By Adeline Wilson and TC Klusman — 

U of L students gathered Friday afternoon for a discussion of the controversy surrounding the racist chant video that surfaced from the University of Oklahoma’s chapter of Sigma Alpha Epsilon Fraternity. The video, described by students as “disturbing,” prompted the Muhammad Ali Institute for Peace and Justice to begin a conversation about racism on college campuses.

The interactive session followed five student presentations relating to their own social justice research. Mahogany Mayfield, a sophomore Muhammad Ali Scholar who presented her creative writing project, says the discussion about OU’s SAE was added to the end of the regularly scheduled presentations.

To begin their discussion, Muhammad Ali Institute for Peace and Justice Director Enid Trucios-Haynes presented the facts of the incident. She highlighted a recent article in “The Huffington Post,” which reported OU’s SAE members learned the racist chant at the fraternity’s national leadership conference four years earlier, according to a report from the University of Oklahoma.

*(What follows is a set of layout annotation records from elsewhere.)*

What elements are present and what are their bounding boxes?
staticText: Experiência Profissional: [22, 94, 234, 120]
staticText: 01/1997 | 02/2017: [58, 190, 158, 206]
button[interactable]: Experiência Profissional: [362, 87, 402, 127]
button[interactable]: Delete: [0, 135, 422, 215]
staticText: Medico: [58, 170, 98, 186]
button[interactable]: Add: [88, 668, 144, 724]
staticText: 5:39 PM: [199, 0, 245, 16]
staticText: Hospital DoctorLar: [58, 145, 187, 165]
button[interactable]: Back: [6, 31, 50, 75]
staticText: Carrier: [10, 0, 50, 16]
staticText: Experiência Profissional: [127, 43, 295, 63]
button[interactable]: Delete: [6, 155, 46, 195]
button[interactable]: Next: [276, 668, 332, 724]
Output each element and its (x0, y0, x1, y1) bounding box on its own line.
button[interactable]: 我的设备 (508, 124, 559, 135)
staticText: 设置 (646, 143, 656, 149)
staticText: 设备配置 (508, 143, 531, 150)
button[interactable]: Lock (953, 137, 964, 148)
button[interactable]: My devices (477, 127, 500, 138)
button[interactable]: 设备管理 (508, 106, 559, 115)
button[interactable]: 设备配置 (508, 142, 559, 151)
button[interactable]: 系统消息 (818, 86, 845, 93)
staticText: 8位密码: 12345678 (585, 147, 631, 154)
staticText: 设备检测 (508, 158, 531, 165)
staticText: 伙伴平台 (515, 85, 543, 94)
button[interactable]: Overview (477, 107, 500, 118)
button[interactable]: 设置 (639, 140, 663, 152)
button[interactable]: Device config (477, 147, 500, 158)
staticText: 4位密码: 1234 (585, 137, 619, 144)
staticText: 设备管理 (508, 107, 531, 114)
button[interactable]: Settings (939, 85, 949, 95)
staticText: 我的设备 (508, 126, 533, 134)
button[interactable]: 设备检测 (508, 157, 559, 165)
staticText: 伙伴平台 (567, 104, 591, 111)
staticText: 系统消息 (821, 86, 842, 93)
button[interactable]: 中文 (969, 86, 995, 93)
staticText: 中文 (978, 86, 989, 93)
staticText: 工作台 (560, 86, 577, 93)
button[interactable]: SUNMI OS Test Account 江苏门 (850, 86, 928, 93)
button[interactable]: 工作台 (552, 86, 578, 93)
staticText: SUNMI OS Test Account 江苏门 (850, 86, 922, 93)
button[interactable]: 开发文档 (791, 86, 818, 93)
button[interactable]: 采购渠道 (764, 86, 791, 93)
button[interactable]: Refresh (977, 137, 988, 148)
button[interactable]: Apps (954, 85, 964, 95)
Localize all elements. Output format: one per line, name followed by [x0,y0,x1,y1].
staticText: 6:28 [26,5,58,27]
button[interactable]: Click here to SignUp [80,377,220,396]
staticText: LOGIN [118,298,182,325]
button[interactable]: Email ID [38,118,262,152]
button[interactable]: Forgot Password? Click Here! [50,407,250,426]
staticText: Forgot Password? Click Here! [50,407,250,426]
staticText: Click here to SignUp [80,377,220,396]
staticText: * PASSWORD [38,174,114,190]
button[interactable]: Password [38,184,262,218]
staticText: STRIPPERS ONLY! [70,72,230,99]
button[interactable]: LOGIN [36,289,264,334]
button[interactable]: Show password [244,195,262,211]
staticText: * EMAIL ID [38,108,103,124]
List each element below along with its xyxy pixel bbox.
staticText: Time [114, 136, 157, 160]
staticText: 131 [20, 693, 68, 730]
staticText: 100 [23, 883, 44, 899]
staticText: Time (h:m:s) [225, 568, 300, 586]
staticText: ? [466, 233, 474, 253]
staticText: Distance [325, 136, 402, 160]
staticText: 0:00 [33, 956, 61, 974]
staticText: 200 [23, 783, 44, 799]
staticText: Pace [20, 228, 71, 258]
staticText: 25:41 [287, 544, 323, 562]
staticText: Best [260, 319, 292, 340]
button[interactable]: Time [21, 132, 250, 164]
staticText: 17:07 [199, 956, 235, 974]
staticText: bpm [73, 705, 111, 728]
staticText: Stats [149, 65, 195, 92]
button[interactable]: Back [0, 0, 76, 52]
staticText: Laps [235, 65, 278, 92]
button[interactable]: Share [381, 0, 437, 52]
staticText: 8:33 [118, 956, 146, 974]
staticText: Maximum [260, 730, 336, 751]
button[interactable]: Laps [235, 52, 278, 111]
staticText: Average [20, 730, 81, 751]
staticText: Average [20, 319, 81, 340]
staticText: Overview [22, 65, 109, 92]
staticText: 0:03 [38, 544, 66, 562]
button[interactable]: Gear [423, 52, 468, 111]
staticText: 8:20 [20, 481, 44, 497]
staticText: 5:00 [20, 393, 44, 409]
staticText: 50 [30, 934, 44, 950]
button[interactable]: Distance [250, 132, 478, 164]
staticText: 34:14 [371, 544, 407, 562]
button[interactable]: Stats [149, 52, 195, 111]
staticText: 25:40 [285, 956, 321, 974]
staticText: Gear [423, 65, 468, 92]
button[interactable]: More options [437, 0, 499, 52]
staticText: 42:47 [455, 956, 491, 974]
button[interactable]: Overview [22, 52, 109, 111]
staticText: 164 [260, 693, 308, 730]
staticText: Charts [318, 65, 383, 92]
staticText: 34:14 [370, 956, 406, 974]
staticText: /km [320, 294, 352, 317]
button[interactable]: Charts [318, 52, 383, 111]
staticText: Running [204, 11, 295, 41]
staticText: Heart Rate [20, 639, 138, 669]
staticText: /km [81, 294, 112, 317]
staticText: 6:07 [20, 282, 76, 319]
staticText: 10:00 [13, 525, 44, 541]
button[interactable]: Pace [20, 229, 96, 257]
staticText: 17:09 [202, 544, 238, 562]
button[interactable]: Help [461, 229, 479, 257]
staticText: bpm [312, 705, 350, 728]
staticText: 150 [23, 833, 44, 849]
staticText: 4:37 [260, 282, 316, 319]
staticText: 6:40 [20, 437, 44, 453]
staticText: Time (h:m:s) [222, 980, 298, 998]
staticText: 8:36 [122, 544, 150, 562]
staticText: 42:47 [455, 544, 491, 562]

The students viewed a clip from “The Daily Show” with Jon Stewart, which Trucios-Haynes used because it brought together clips about how different media outlets reported the incident. Muhammad Ali Scholars then presented their thoughts about the incident, and discussion was opened to the room afterwards.

Mordean Taylor-Archer, the vice provost for diversity and international affairs, also attended the discussion, which was sponsored by the Office of Vice Provost for Diversity and International Affairs and the Commission on Diversity and Racial Equality.

“What I get concerned about as an administrator here is what can we do, and what should we be doing, so it this doesn’t happen,” said Taylor-Archer.

Students asked what could be done here at U of L to shed some light on the current events.

“I think it would take some intensive training,” said Mayfield.  “We see those divides there, but it is just a matter of acknowledging them and caring to even talk about it.”

Graduate student Alexis Johnson wondered whether the issue should be confronted at an individual level or from an institutionalized standpoint.

On a separate occasion, reporter TC Klusman reached out to Jeffrey Cross, program coordinator for the National Pan-Hellenic Council, or NPHC. Cross discussed how the Greek community at U of L will work together in the future.

Greek life at U of L has three branches: the NPHC, the Panhellenic Council and the Interfraternity Council. Although these three branches have traditionally worked independently of each other, Cross says that the groups will begin working “to show a unified front.”

Before the Oklahoma incident took place, a survey was sent out to all three branches of U of L Greek life, all to get a sense about what was going on within each individual organization. Cross calls the Greek student leadership “proactive rather than reactive.”

Cross also noted that not all Greek life at U of L is associated with NPHC, Panhellenic Council and the IFC. He said the Multi-Cultural Greek Council will soon take root at U of L.

Multiple requests for comment from U of L’s SAE President and Vice President were unanswered.